What are your best qualities? What are your worst qualities? It is in answer to these questions, to submit to the University of Chicago admissions board, that Addison Schacht begins the madcap story of his life, leading up to the present day. As a high-school senior and part time drug dealer, Addison has (in his eyes) a lot to deal with. Having to juggle school work with his extra-curricular pursuits, including his potential girlfriend, Digger, Addison becomes obsessed with the murder of a fellow classmate and takes it upon himself to solve his murder.
There are few novels where an upcoming film adaptation might be expected to trump the original book. However, if the majority of Addison’s self-serving monologue is removed, and the action left in, a film could perhaps be where this story shines. As a novel, Munson is too preoccupied with making a statement rather than telling a story. There are glimmers of literary eloquence at times but these feel too few and far between as Addison’s character quickly shifts back to obsessive and inane rambling about things that the reader is unlikely to care about (and Addison frequently tells the reader they definitely won’t care about).

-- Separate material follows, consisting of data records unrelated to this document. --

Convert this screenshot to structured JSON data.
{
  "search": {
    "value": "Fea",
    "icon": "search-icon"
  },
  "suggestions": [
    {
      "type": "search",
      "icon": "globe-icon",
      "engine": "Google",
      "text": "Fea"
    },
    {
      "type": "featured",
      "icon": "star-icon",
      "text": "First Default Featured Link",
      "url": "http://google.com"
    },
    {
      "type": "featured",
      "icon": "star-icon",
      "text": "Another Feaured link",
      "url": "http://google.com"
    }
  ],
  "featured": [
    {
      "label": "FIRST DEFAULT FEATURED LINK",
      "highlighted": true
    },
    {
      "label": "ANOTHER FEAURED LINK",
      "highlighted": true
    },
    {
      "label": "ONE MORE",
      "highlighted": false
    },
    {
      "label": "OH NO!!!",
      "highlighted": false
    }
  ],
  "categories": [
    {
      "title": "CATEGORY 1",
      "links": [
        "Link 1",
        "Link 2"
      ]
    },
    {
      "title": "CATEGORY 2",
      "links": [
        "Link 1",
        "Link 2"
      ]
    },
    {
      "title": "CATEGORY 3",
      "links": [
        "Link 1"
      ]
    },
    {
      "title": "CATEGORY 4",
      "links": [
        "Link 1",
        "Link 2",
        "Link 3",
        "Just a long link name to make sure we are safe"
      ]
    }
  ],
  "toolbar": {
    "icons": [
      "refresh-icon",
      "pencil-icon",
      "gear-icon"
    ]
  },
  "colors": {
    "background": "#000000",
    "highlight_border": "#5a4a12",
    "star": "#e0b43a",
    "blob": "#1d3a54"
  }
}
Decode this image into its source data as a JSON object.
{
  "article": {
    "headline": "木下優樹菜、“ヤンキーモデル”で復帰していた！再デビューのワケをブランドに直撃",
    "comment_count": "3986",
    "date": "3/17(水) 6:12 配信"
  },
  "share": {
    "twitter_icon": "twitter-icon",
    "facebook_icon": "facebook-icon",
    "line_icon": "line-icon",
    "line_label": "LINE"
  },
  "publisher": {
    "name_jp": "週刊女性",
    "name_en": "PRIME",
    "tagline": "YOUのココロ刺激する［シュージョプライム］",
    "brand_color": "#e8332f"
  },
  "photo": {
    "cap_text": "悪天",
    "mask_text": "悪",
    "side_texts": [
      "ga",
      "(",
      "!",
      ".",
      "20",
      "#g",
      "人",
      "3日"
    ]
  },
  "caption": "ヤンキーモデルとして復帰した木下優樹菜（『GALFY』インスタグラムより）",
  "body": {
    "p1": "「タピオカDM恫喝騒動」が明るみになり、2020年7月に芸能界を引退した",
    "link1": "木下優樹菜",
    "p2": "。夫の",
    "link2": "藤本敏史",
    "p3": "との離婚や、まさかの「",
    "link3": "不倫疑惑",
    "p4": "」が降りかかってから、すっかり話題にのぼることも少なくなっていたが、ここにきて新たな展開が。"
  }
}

Addison’s best friend (and would-be girlfriend if he wasn’t so self-absorbed), Digger, is the most likeable and intriguing character in the novel, although she too feels somewhat stereotyped as a clever but incurably apathetic teen. If, as a reader, self-indulgent adolescents (think along the lines of The Catcher in the Rye here – though this is a lazy comparison where this book is concerned) don’t bother you, and verbal ticks aren’t a problem either, then give The November Criminals a go. If, however, you want pithy, whip-smart teens that possibly have something of value to say, there are several writers out there who would present a much more satisfying read.
The November Criminals by Sam Munson (Atom) is out in £12.99 paperback.